— Скептиков трудно переубедить, — согласился Маньон. — Многие врачи не хотят с этим связываться. Предпочитают по старинке лечить примочками да припарками, ножами да кровопусканием. Даже пиявками. По правде сказать, архаическими методами.
Хоули слегка удивили современные представления мистера Маньона — учитывая возраст и дряхлость, он полагал, что старик должен быть консерватором. В помещении стоял затхлый, непривычный запах, шкафчики были заставлены картонками всех цветов радуг и и пакетами со странными названиями.
— Сюда приходят клиенты? — спросил он, заинтересовавшись этой пещерой Аладдина, в которой внезапно очутился. — Берут у вас медицинские консультации?
— Иногда, но чаще всего отоваривают рецепты, — ответил Маньон. — В Лондоне есть несколько гомеопатических клиник, и мы, конечно, тесно с ними сотрудничаем. Там предписывают определенный курс лечения, а мы готовим лекарства. В некотором смысле моя фирма — что-то вроде аптеки. Однако постоянным клиентам мы рекомендуем непредписываемые препараты. Поначалу было трудно, но времена значительно изменились к лучшему. Именно поэтому я решил нанять управляющего.
— Что ж, — сказал Хоули, пришедший в восторг от увиденного, несмотря на врожденную недоверчивость ко всему ненаучному. — Если вы дадите мне шанс, уверен, что я вас не подведу.
Кора пришла домой с двумя полными сумками продуктов под мышками и попыталась вставить ключ в замок входной двери, не уронив ни одну. После успешного, по ее мнению, дня она решила побаловать себя и Хоули праздничным ужином. (Как правило, она приносила лишь компоненты, а он уже готовил еду сам.) День выдался холодный, и когда Кора возвращалась из бакалейной лавки домой, начал накрапывать дождик.

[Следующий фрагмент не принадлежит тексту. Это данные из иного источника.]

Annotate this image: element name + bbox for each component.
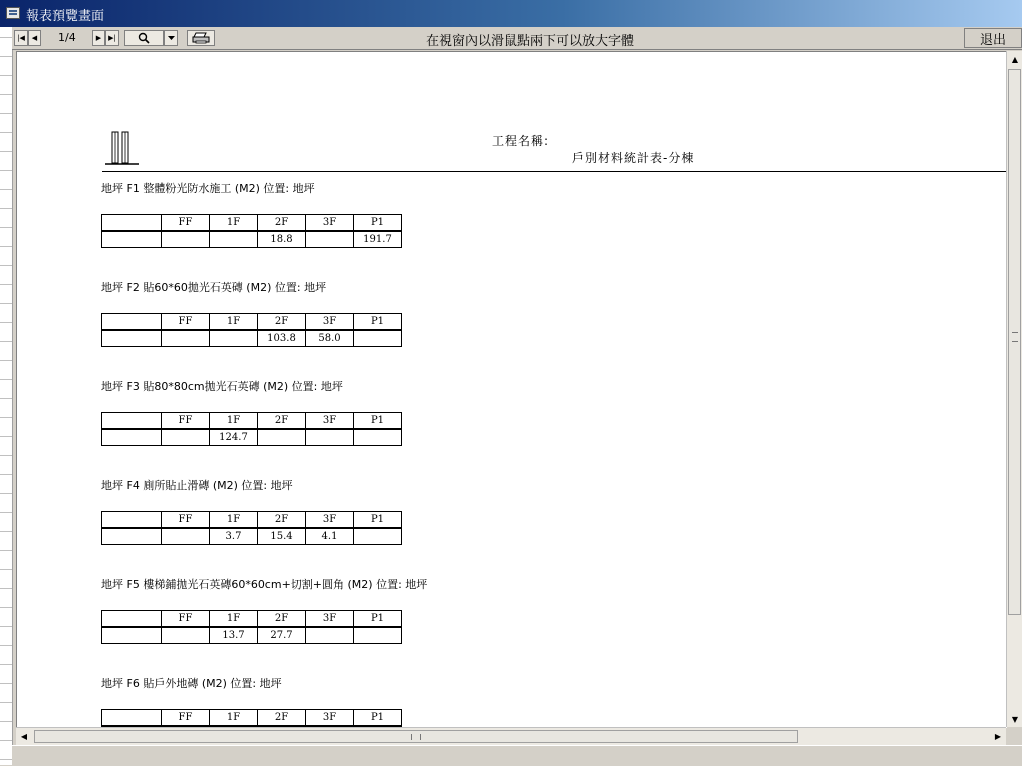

Платье, слегка для нее длинноватое, волочилось сзади по мостовой, впитывая воду из луж. Руки были заняты, и она не могла приподнять подол: огорченно вздыхая, Кора мечтала поскорее попасть в свою квартиру, где можно будет раздеться и выпить чашечку чаю. Женщина надела это платье — свое лучшее — только потому, что утром кое-куда ходила, но пожалела об этом, поскольку теперь его придется стирать.
Входя в дом на Саут-креснт, человек попадал сначала в небольшой вестибюль, ведущий к лестнице. На первом этаже жили соседи Криппенов — семья Дженнингс, и хотя они всегда проявляли показную любезность, ясно было, что миссис Дженнингс и миссис Криппен терпеть друг друга не могут и отчаянно пытаются перещеголять соперницу при встрече. У Дженнингсов, ирландских католиков, было шестеро детей — от восьми месяцев до восьми лет: непослушная банда, вечно испачканная остатками завтрака или обеда, которая, подобно стае подозрительных кошек, постоянно пялилась на Кору, когда она проходила мимо. В Коре не было ни капли материнского инстинкта, и, глядя на отродье Дженнингсов, она не могла избавиться от чувства, что этих детей способна полюбить лишь мать. И вот теперь, отперев дверь и войдя в дом, она столкнулась с самым младшим ребенком — все его звали Крохой, — который ползал по первому этажу. Когда она закрыла дверь. Кроха — Кора не знала даже, потрудились ли Дженнингсы дать ребенку имя, — остановился/остановилась и посмотрел/посмотрела на нее.